Part III | A Christmas Sermon

Happiness and goodness, according to canting moralists, stand in the relation of effect and cause. There was never anything less proved or less probable: our happiness is never in our own hands; we inherit our constitution; we stand buffet among friends and enemies; we may be so built as to feel a sneer or an aspersion with unusual keenness, and so circumstanced as to be unusually exposed to them; we may have nerves very sensitive to pain, and be afflicted with a disease very painful. Virtue will not help us, and it is not meant to help us. It is not even its own reward, except for the self-centred and—I had almost said—the unamiable. No man can pacify his conscience; if quiet be what he want, he shall do better to let that organ perish from disuse. And to avoid the penalties of the law, and the minor capitis diminutio of social ostracism, is an affair of wisdom—of cunning, if you will—and not of virtue.

In his own life, then, a man is not to expect happiness, only to profit by it gladly when it shall arise; he is on duty here; he knows not how or why, and does not need to know; he knows not for what hire, and must not ask. Somehow or other, though he does not know what goodness is, he must try to be good; somehow or other, though he cannot tell what will do it, he must try to give happiness to others. And no doubt there comes in here a frequent clash of duties. How far is he to make his neighbour happy? How far must he respect that smiling face, so easy to cloud, so hard to brighten again? And how far, on the other side, is he bound to be his brother's keeper and the prophet of his own morality? How far must he resent evil?
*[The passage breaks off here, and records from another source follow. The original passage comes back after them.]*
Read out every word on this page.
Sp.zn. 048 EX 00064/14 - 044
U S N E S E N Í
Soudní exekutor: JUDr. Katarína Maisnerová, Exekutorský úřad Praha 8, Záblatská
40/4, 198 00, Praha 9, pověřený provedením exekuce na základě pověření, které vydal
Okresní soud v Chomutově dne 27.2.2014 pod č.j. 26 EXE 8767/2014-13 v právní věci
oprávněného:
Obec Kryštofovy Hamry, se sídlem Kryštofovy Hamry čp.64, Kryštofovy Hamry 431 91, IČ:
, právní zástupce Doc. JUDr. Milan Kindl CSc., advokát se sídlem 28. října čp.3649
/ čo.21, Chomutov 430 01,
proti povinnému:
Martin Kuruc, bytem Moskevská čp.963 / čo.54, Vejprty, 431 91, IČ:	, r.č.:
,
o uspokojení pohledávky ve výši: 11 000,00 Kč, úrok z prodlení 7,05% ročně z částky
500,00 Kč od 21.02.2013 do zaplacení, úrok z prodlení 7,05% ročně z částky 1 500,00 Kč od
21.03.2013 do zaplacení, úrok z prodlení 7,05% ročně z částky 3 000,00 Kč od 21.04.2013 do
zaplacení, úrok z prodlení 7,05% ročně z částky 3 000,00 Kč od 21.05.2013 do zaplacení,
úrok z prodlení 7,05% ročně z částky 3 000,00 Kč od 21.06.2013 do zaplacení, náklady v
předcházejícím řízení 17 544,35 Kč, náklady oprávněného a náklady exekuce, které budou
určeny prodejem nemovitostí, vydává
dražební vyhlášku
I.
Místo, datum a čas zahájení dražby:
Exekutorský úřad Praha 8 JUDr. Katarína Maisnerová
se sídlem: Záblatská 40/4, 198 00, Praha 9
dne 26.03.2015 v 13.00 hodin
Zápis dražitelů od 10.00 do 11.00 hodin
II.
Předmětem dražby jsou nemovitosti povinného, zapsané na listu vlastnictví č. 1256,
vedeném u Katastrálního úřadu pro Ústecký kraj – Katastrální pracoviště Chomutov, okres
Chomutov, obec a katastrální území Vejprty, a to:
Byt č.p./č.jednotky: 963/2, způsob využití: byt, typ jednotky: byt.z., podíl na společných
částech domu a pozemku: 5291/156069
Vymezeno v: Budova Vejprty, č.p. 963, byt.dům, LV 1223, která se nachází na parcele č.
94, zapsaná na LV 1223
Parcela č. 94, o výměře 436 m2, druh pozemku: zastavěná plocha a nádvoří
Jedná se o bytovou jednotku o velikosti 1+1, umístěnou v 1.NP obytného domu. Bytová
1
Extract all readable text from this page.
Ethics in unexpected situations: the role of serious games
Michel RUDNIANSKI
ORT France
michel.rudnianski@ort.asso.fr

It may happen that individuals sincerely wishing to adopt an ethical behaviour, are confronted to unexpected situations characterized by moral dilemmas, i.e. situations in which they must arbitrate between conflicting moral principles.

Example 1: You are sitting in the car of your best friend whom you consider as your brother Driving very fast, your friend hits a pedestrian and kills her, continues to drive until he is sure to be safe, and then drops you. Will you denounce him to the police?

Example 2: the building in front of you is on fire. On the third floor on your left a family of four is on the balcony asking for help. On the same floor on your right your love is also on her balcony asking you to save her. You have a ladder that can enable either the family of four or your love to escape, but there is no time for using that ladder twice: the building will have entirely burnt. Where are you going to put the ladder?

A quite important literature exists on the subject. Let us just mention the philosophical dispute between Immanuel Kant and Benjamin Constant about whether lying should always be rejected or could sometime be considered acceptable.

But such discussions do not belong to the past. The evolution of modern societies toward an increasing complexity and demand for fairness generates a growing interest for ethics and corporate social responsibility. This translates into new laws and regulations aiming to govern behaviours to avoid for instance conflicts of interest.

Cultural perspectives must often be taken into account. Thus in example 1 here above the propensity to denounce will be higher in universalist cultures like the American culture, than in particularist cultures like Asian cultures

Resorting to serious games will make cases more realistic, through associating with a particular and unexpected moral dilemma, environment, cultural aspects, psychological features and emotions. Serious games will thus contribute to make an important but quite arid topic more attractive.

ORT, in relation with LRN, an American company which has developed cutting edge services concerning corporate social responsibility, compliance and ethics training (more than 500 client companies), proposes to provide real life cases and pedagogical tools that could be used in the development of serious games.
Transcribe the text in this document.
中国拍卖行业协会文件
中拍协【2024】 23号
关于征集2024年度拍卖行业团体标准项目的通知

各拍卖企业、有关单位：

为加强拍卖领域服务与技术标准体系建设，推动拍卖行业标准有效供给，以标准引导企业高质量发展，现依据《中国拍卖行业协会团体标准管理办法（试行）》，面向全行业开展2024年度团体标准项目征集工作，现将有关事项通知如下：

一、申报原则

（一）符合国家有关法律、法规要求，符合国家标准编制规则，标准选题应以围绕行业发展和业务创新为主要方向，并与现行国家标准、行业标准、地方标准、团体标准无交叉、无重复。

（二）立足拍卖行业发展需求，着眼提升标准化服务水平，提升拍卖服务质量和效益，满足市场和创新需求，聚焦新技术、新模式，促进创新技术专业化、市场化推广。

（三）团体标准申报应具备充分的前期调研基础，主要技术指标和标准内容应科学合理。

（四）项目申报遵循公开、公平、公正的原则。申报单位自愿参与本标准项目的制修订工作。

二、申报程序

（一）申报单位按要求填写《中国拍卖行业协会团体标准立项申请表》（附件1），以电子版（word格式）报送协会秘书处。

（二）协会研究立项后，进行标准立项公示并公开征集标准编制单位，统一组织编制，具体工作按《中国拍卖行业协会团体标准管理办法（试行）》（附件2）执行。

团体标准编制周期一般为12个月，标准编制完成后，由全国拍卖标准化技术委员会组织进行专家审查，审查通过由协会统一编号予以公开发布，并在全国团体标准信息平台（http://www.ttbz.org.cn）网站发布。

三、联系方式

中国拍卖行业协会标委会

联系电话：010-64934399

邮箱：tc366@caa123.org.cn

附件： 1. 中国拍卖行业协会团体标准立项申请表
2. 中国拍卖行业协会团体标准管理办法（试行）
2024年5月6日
The difficulty is that we have little guidance; Christ's sayings on the point being hard to reconcile with each other, and (the most of them) hard to accept. But the truth of his teaching would seem to be this: in our own person and fortune, we should be ready to accept and to pardon all; it is our cheek we are to turn, our coat that we are to give away to the man who has taken our cloak. But when another's face is buffeted, perhaps a little of the lion will become us best. That we are to suffer others to be injured, and stand by, is not conceivable and surely not desirable. Revenge, says Bacon, is a kind of wild justice; its judgments at least are delivered by an insane judge; and in our own quarrel we can see nothing truly and do nothing wisely. But in the quarrel of our neighbour, let us be more bold. One person's happiness is as sacred as another's; when we cannot defend both, let us defend one with a stout heart. It is only in so far as we are doing this, that we have any right to interfere: the defence of B is our only ground of action against A. A has as good a right to go to the devil, as we to go to glory; and neither knows what he does.

The truth is that all these interventions and denunciations and militant mongerings of moral half-truths, though they be sometimes needful, though they are often enjoyable, do yet belong to an inferior grade of duties. Ill-temper and envy and revenge find here an arsenal of pious disguises; this is the playground of inverted lusts. With a little more patience and a little less temper, a gentler and wiser method might be found in almost every case; and the knot that we cut by some fine heady quarrel-scene in private life, or, in public affairs, by some denunciatory act against what we are pleased to call our neighbour's vices, might yet have been unwoven by the hand of sympathy.